Intern Coordinator Checked Facebook to Ensure Diversity

There I was, Facebook stalking again. But I wasn’t chasing after an old boyfriend or trying to see if my niece was having too good a time in Italy. As the internship coordinator for Roll Call (now CQ Roll Call), a newspaper covering Congress on Capitol Hill, I was looking at the faces of candidates for internships,” Debra Bruno wrote Wednesday for the Christian Science Monitor.

“One might ask: Why did I care about what a prospective intern would look like? The answer was that I was told that out of three interns hired each semester at Roll Call, one of them had to be from a racial minority: African-American, Hispanic, Asian, South Asian, Native American. And in some cases, what you can’t tell from a name you can see from a picture.

Mike Mills, the paper’s editorial director, denies that Roll Call had a policy to ‘tip the scales in favor of any candidate solely to fulfill our diversity goals,’ but I was given a clear directive otherwise, initiated when I was with Roll Call in 2009 and 2010. It was part of an overall push to improve diversity at the newspaper, which is owned by The Economist Group. The company felt, laudably, that an ethical work environment is one that offers opportunities to those who may not have had them in the past.”

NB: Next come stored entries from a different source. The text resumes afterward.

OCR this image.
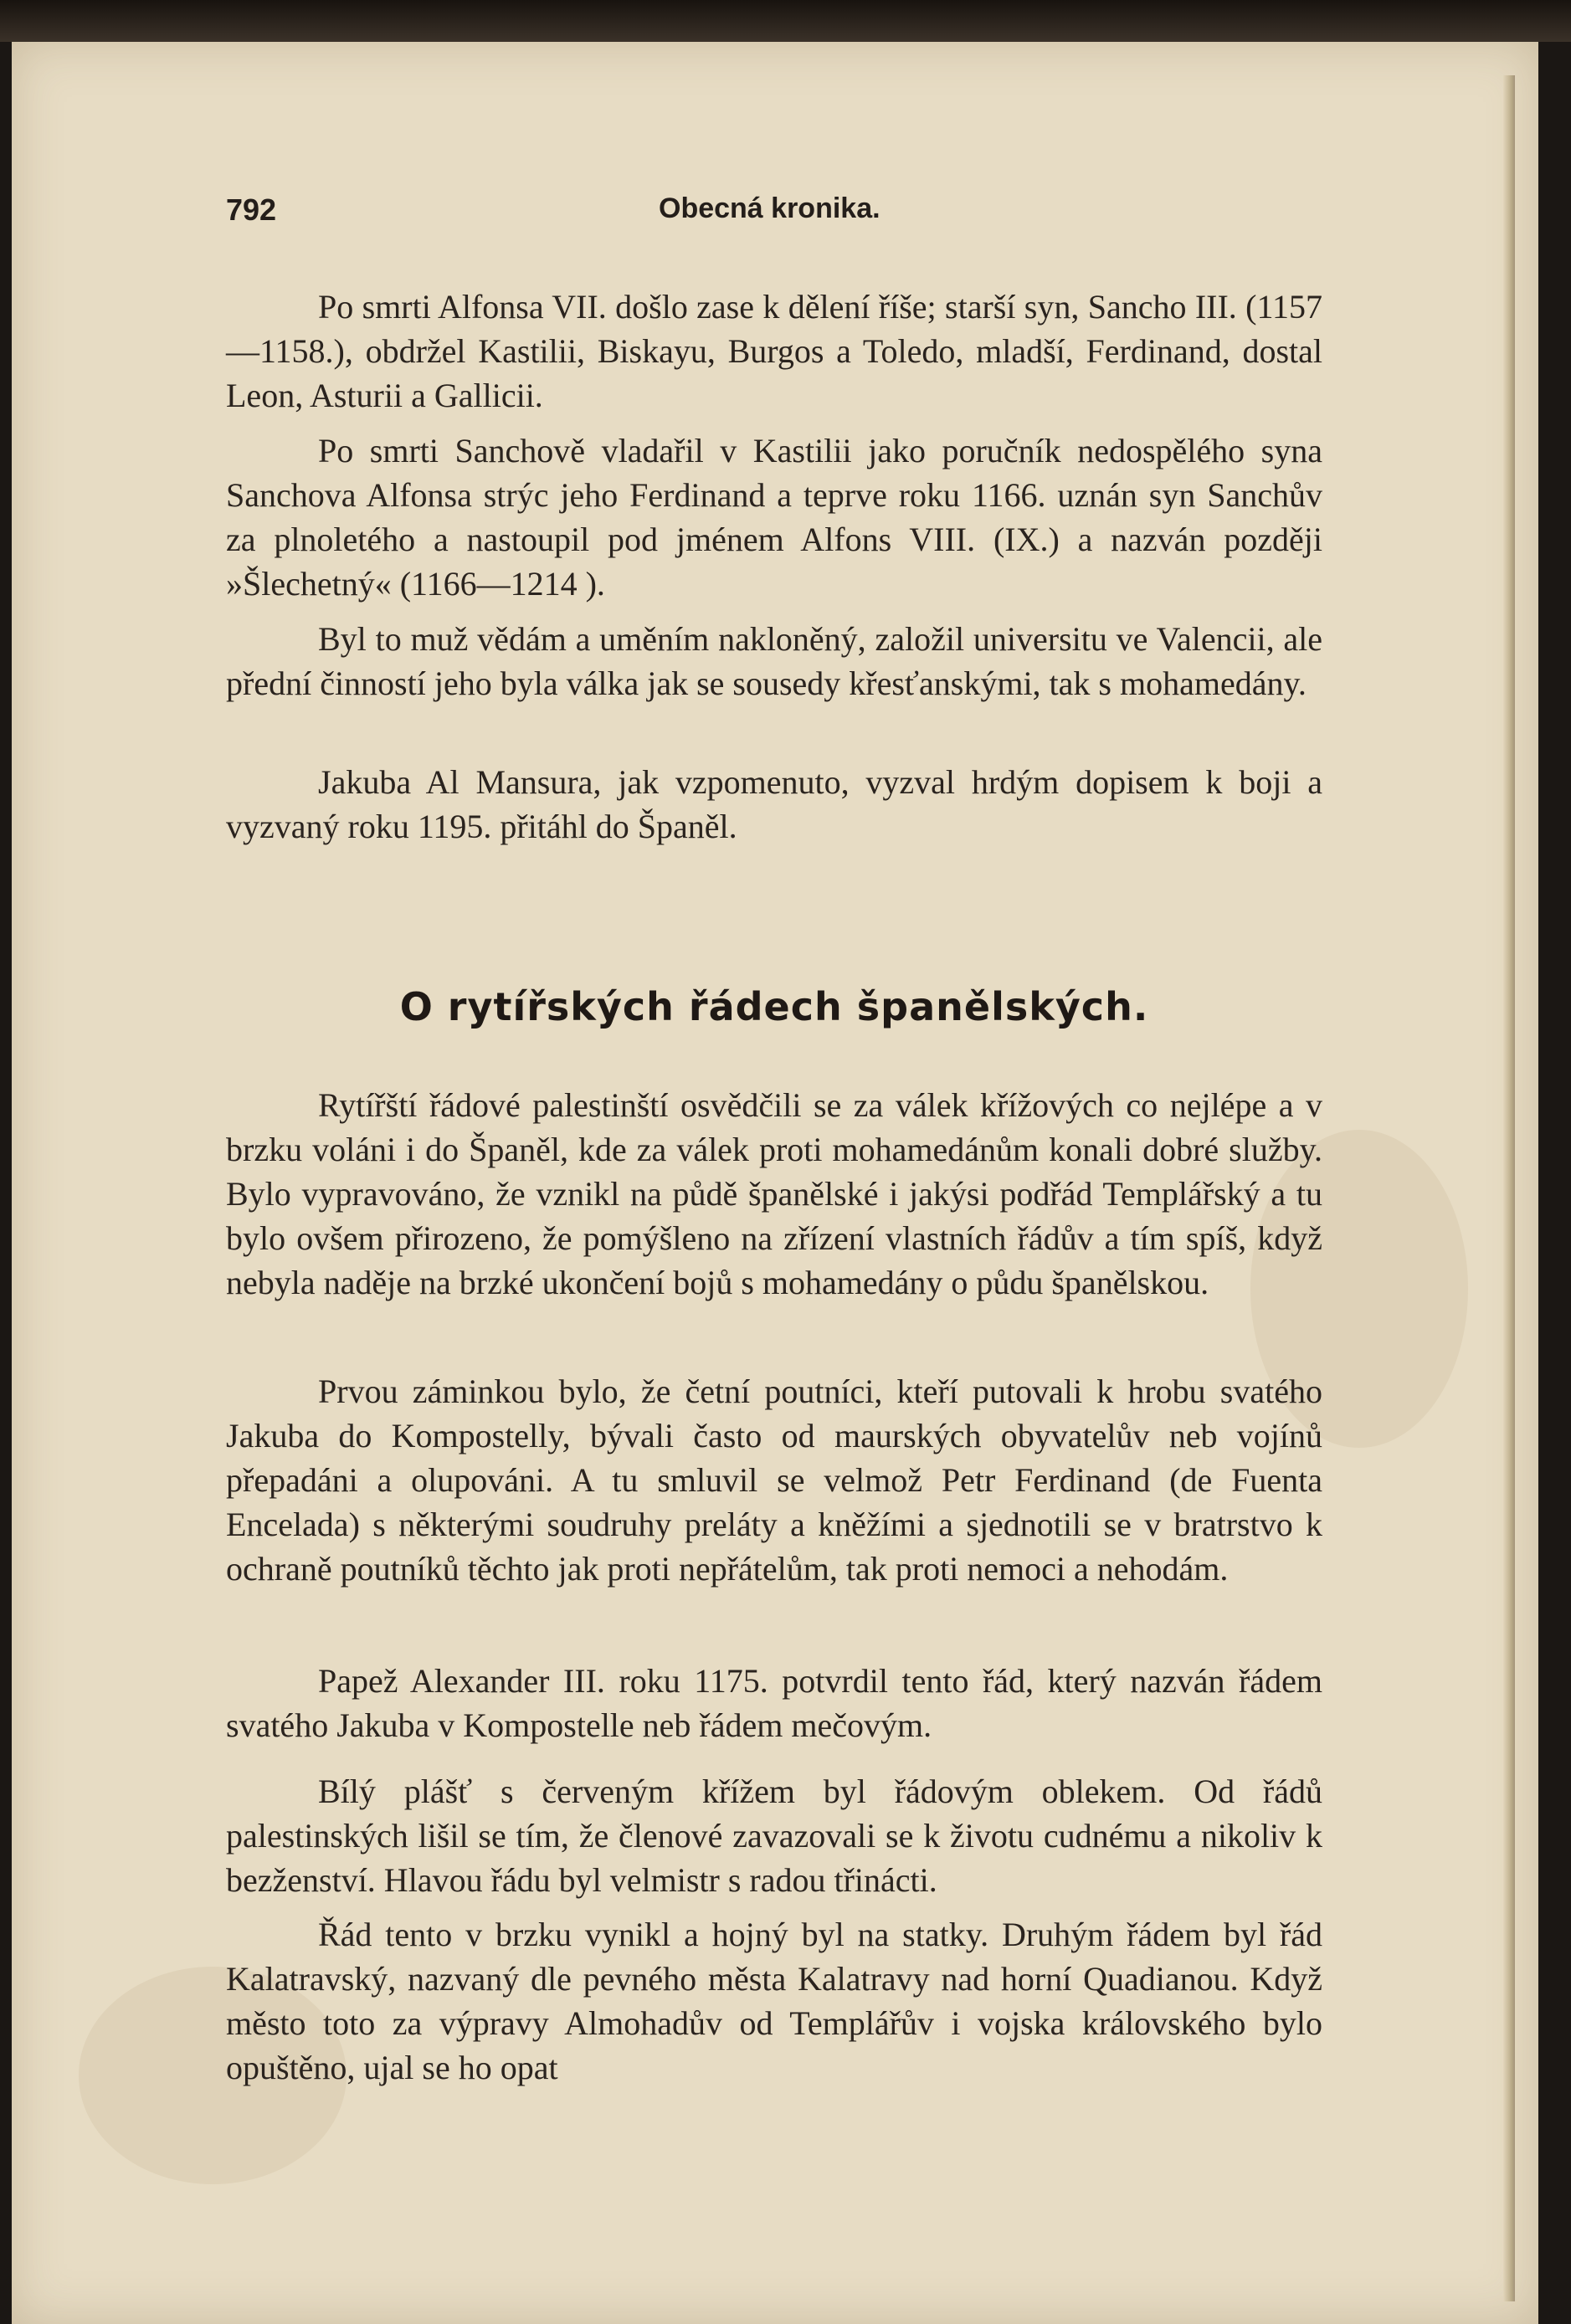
792	Obecná kronika.

Po smrti Alfonsa VII. došlo zase k dělení říše; starší syn, Sancho III. (1157—1158.), obdržel Kastilii, Biskayu, Burgos a Toledo, mladší, Ferdinand, dostal Leon, Asturii a Gallicii.

Po smrti Sanchově vladařil v Kastilii jako poručník nedospělého syna Sanchova Alfonsa strýc jeho Ferdinand a teprve roku 1166. uznán syn Sanchův za plnoletého a nastoupil pod jménem Alfons VIII. (IX.) a nazván později »Šlechetný« (1166—1214 ).

Byl to muž vědám a uměním nakloněný, založil universitu ve Valencii, ale přední činností jeho byla válka jak se sousedy křesťanskými, tak s mohamedány.

Jakuba Al Mansura, jak vzpomenuto, vyzval hrdým dopisem k boji a vyzvaný roku 1195. přitáhl do Španěl.

O rytířských řádech španělských.

Rytířští řádové palestinští osvědčili se za válek křížových co nejlépe a v brzku voláni i do Španěl, kde za válek proti mohamedánům konali dobré služby. Bylo vypravováno, že vznikl na půdě španělské i jakýsi podřád Templářský a tu bylo ovšem přirozeno, že pomýšleno na zřízení vlastních řádův a tím spíš, když nebyla naděje na brzké ukončení bojů s mohamedány o půdu španělskou.

Prvou záminkou bylo, že četní poutníci, kteří putovali k hrobu svatého Jakuba do Kompostelly, bývali často od maurských obyvatelův neb vojínů přepadáni a olupováni. A tu smluvil se velmož Petr Ferdinand (de Fuenta Encelada) s některými soudruhy preláty a kněžími a sjednotili se v bratrstvo k ochraně poutníků těchto jak proti nepřátelům, tak proti nemoci a nehodám.

Papež Alexander III. roku 1175. potvrdil tento řád, který nazván řádem svatého Jakuba v Kompostelle neb řádem mečovým.

Bílý plášť s červeným křížem byl řádovým oblekem. Od řádů palestinských lišil se tím, že členové zavazovali se k životu cudnému a nikoliv k bezženství. Hlavou řádu byl velmistr s radou třinácti.

Řád tento v brzku vynikl a hojný byl na statky. Druhým řádem byl řád Kalatravský, nazvaný dle pevného města Kalatravy nad horní Quadianou. Když město toto za výpravy Almohadův od Templářův i vojska královského bylo opuštěno, ujal se ho opat
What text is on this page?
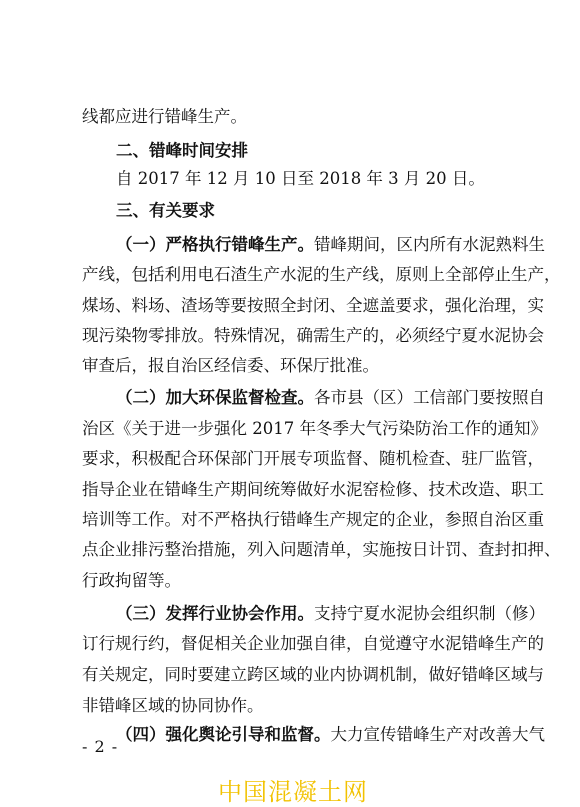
线都应进行错峰生产。
二、错峰时间安排
自 2017 年 12 月 10 日至 2018 年 3 月 20 日。
三、有关要求
（一）严格执行错峰生产。错峰期间，区内所有水泥熟料生
产线，包括利用电石渣生产水泥的生产线，原则上全部停止生产，
煤场、料场、渣场等要按照全封闭、全遮盖要求，强化治理，实
现污染物零排放。特殊情况，确需生产的，必须经宁夏水泥协会
审查后，报自治区经信委、环保厅批准。
（二）加大环保监督检查。各市县（区）工信部门要按照自
治区《关于进一步强化 2017 年冬季大气污染防治工作的通知》
要求，积极配合环保部门开展专项监督、随机检查、驻厂监管，
指导企业在错峰生产期间统筹做好水泥窑检修、技术改造、职工
培训等工作。对不严格执行错峰生产规定的企业，参照自治区重
点企业排污整治措施，列入问题清单，实施按日计罚、查封扣押、
行政拘留等。
（三）发挥行业协会作用。支持宁夏水泥协会组织制（修）
订行规行约，督促相关企业加强自律，自觉遵守水泥错峰生产的
有关规定，同时要建立跨区域的业内协调机制，做好错峰区域与
非错峰区域的协同协作。
（四）强化舆论引导和监督。大力宣传错峰生产对改善大气
- 2 -
中国混凝土网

A CQ Roll Call publicist provided this quote from Mills to Betsy Rothstein of FishbowlDC: “Ms. Bruno is wrong. Our policy is to strive to bring in as many candidates from diverse backgrounds as possible, not to tip the scale in anyone’s favor. Her allegation does a disservice to the many employees who were hired during her tenure.”

A Haitian woman and one of her six children stand in front of a shack where they

Investigative Project “Up and Running” in Haiti

When I first started training Haitian journalists in investigative reporting skills in the summer of 2010, I wasn’t sure I could overcome the mountain of obstacles: a culture that didn’t include investigations; newsrooms that were so focused on daily events that verification was as rare as research; widespread lack of information, data and sources or worse, sources who divulged no information or data; and journalists themselves who weren’t even sure what I meant by investigations,” Kathie Klarreich, a Knight International Journalism Fellow, wrote last week for the International Center for Journalists.

“But now — 20 months later — Haiti’s Fund for Investigative Journalism is up and running. Seven investigations fielded by a group of 13 journalists are making waves, and headlines.

“. . . One story notes that over 500 recipients of homes complete with environmentally friendly toilets replaced the commodes by digging pits and installing traditional flush toilets, thereby defeating the protective measures for the capital’s water supply. Why? Because the new home owners, who hadn’t been consulted, found the new toilets required too much ‘maintenance.’

“Another story exposes the truth in the seaside town of Leogane, where some shelter recipients have already received temporary housing from other aid organizations and are turning a profit by renting them out, while other victims are still living in tents.”

“. . . A second round of investigations is slated for this spring.”